Trustee Carlos Vasquez said it seemed Tuesday’s bids came before the board only after Dickerson got letters from “big business people that are your friends” urging the district to approve them. He said he wasn’t against the gas lease bids but that the board told the community it would wait and should honor that.
“It troubles me all the way around. … This is playing politics on the backs of our kids and it’s wrong,” Vasquez said.
Dickerson said he took exception to Vasquez comments.
“I don’t have friends in these oil companies,” Dickerson said, noting that had only met representatives as the bids were being brought forward to the district. “It disturbs me that you would jump to that kind of a conclusion and that kind of accusation. I think it’s terribly inappropriate.”
The complicated issue started this fall when XTO sought mineral rights from the district for schools that are within 1,200 feet of existing drill sites. The district does not have any authority over where gas companies place wells. That lies with the city, which requires such sites to be at least 600 feet of schools.
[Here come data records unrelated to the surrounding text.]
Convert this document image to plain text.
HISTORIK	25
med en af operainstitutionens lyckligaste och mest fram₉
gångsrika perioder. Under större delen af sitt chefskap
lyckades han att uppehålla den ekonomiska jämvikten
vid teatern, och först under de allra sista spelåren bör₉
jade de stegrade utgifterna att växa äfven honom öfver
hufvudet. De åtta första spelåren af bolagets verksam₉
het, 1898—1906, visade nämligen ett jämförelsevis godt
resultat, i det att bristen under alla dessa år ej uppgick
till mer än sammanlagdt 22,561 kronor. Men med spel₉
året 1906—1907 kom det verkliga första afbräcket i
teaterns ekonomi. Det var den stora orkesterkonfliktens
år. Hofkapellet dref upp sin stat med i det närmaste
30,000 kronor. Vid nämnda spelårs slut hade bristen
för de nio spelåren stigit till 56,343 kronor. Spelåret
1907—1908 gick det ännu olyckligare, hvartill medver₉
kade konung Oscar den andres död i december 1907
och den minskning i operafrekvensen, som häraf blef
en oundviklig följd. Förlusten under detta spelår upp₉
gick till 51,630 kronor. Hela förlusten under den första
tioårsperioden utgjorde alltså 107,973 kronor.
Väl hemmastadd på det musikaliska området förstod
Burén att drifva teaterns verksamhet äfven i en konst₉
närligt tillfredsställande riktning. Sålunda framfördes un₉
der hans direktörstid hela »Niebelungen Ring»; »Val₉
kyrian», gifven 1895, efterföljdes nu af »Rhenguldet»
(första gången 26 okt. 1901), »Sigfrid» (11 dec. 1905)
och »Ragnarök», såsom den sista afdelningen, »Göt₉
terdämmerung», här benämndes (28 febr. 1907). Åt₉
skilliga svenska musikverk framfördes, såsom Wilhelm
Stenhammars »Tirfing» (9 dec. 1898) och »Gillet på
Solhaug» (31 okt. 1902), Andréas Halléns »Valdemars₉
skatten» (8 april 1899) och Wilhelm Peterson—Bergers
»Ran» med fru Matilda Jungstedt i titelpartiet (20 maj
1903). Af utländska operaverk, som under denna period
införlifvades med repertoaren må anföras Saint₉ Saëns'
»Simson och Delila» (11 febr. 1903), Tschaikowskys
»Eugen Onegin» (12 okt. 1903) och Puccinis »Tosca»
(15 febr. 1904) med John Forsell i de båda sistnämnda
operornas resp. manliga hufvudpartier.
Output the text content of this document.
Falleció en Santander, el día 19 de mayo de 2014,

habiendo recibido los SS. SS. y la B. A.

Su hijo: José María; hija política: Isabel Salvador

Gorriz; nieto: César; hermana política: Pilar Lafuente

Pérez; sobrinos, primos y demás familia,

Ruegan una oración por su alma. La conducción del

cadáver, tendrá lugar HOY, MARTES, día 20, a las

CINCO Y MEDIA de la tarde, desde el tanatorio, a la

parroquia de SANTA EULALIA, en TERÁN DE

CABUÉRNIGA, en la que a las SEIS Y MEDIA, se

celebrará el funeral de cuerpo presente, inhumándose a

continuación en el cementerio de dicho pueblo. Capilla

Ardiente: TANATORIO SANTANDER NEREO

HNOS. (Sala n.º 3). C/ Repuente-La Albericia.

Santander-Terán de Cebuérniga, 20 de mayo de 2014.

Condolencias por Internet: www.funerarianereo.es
But the district’s own policy says it will not enter into a contract with gas companies for mineral rights if a company’s drill site is within 1,200 feet of district property. XTO asked for a waiver for leases that were related to gas sites in south Fort Worth within that distance of schools, one near Wilson Elementary and one near Daggett Montessori.
Dickerson said gas-lease bids were put on the agenda this month after new information came to light, including that XTO pulled the bids for those within the 1,200 distance and after concerns that the district could lose out on much-needed money if it passed on the bids now.
Trustee Ann Sutherland questioned whether some trustees really were concerned about children’s safety if they voted for the leases before additional review could be done and until the city’s air quality test is done. “You do not know if this is safe for kids, and you aren’t going to know until these tests are done,” Sutherland said. “Let’s not try to pretend that we care about kids and then vote for the thing because you’re just blowing smoke.”
Other trustees said they felt confident that the gas leases were safe for children and that the district needed to do its diligence to secure financial dealings. Trustee Judy Needham added that she supported the bids as the money could staff an entire school, help keep the Center for New Lives school for pregnant girls open (which was at risk of closing this summer) or almost fund a 1 percent raise for employees.
As it seemed the bids would be denied, Dickerson asked trustees to make sure they voted as they intended to do so.
Trustee Juan Rangel had been working with local university experts to review gas drilling issues and pushed to keep the moratorium. He attempted to formalize a 60-day waiting period after the contracts were denied, which led to more arguing among board. Dickerson ended up instructing staff to not rebid the gas leases for at least 60 days.
Then after the meeting, Sutherland and Needham seemed to be in a heated discussion when Needham yelled across the board room to Sutherland, “You don’t know everything.”